Jigasi open source alternative of Google Speech to Text

Hi developers,

I was just trying out Jitsi Meet with the transcriber in Jigasi and thought of using an open source alternative of Google Speech-to-text API, because of the costs. I was wondering if someone is already working on that or not? If not, then which one do you think is the best (Mozilla DeepSpeech, Kaldi or CMU Sphinx) and also how much time do you think it would take to implement it?

I saw that @Nik_V worked on implementing IBM Watson’s solution. Any word of advice you can give me Nik?

Best regards

1 Like


Nik’s first implementation was based on CMU Sphinx[0] (note this is not compatible with jigasi), and it did not perform well. My understanding is that the project is not active anymore, it’s website actually suggests using Kaldi[1].

No one from the jitsi team is working on supporting DeepSpeech or Kaldi right, and I don’t know enough about them to make a recommendation.



[0] https://github.com/jitsi/Sphinx4-HTTP-server
[1] https://cmusphinx.github.io/

@Boris_Grozev thank you very much for replying. And about that, I managed to get in contact with Nik through email and he gave me some tips if I start working on that.

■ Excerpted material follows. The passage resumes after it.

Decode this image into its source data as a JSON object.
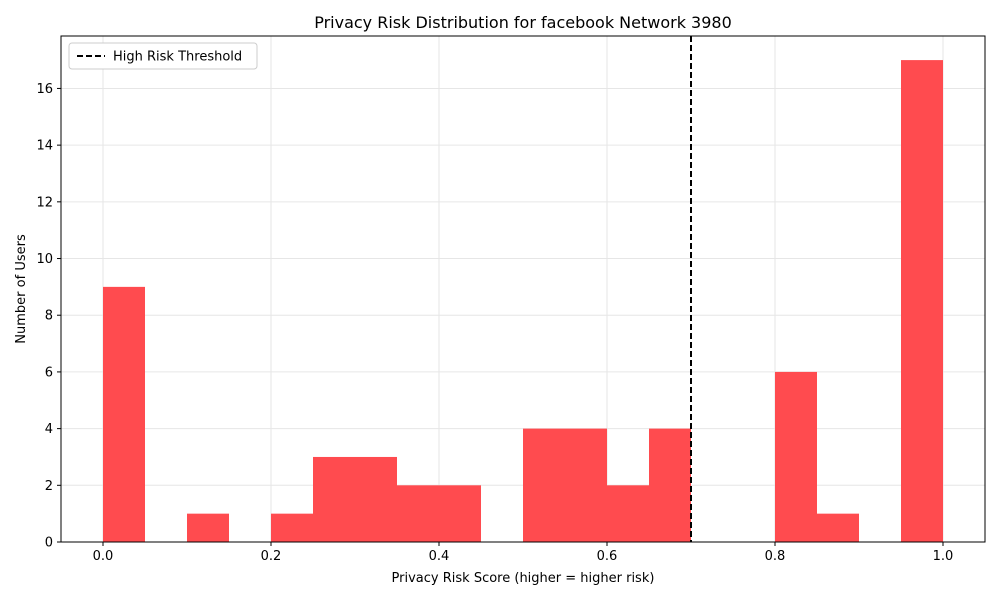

@filani_jitsi can you share, whatever you have as information so we keep it in the history :)?
And if you want share your progress …

Yeah sure, to whoever wants to start this implementation. This is what Nik said:

I would say the implementation would involve two major steps:

  1. Implement/find an existing library for Mozilla DeepSpeech which is capable of:
    * running on a GPU instance
    * offer a form of authentication
    * receive a continuous stream of audio
    * use VAD to filter out non-usable audio)
    * respond with a continuous stream of transcriptions
  2. Implement a TranscriptionService [1] in Jigasi [2] which connects to the DeepSpeech server described in 1)
    [1] = https://github.com/nikvaessen/jigasi/blob/master/src/main/java/org/jitsi/jigasi/transcription/TranscriptionService.java
    [2] = https://github.com/nikvaessen/jigasi

I’m unfamiliar whether existing open software for the tasks in 1) exists. If 1) is trivially solved, it shouldn’t be that much work.

If I ever start working on this implementation, I will share my progress, but right now I don’t think I have enough experience to do this. So these are the tips that Nik gave me. Thank you @Nik_V

1 Like